Can't remove down controller from HA cluster, even though cluster has minimum of three required nodes

Bug #1690573 reported by Craig Bender
16
This bug affects 3 people
Affects Status Importance Assigned to Milestone
Canonical Juju
Won't Fix
Low
Unassigned

Bug Description

Lost a controller, added a new controller, but cannot remove the down controller.

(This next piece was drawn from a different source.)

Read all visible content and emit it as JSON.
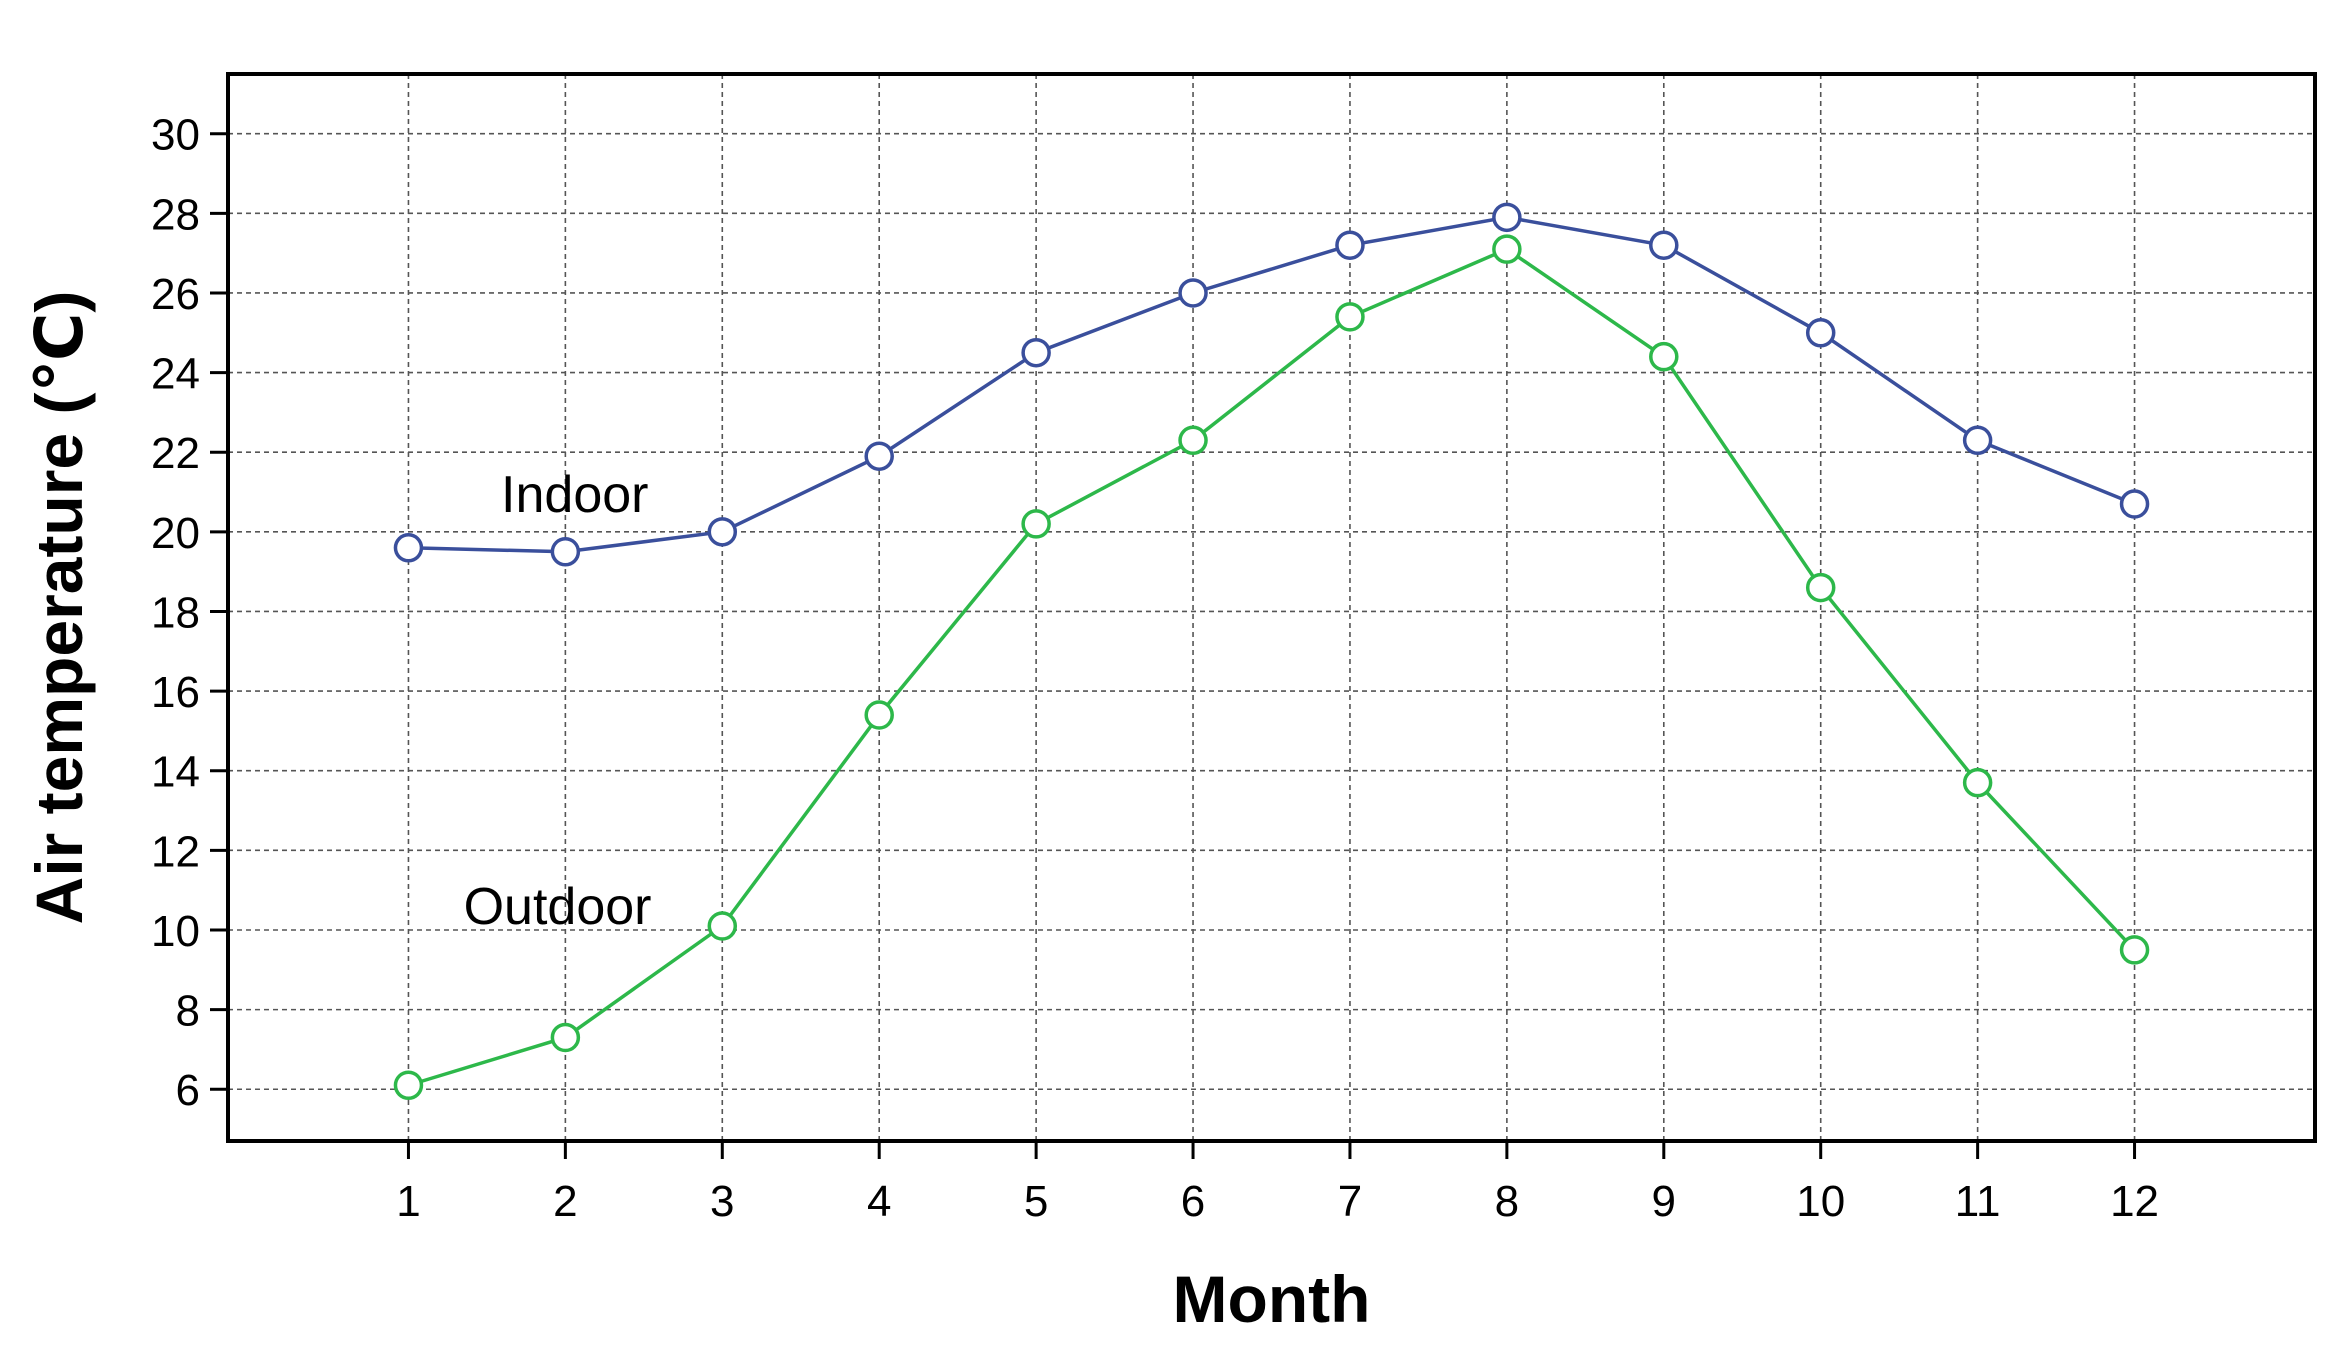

Machine State DNS Inst id Series AZ
0 down 10.1x4.xx.50 xdatne xenial default
1 started 10.xx44.xx.56 n3asas xenial default
2 started 10.1x4.xx.62 gxa7wk xenial default
4 started 10.1x4.xx.176 ph4b8x xenial default

ubuntu@osinfra-ch2-g01:~$ juju remove-machine 0 --force
ERROR no machines were destroyed: machine is required by the model

Remaining nodes spend a lot of time trying to talk to down node.

Tags: enable-ha juju
Revision history for this message
Craig Bender (craig-bender) wrote :

Have to give it a juju enable-ha the -n3 flag, then down controller can be removed.
Doc is missing that bit.

Recovery section: https://jujucharms.com/docs/2.1/controllers-ha

Also the doc should probably mention that constraints used on initial HA enablement need to be used, otherwise it will grab any machine.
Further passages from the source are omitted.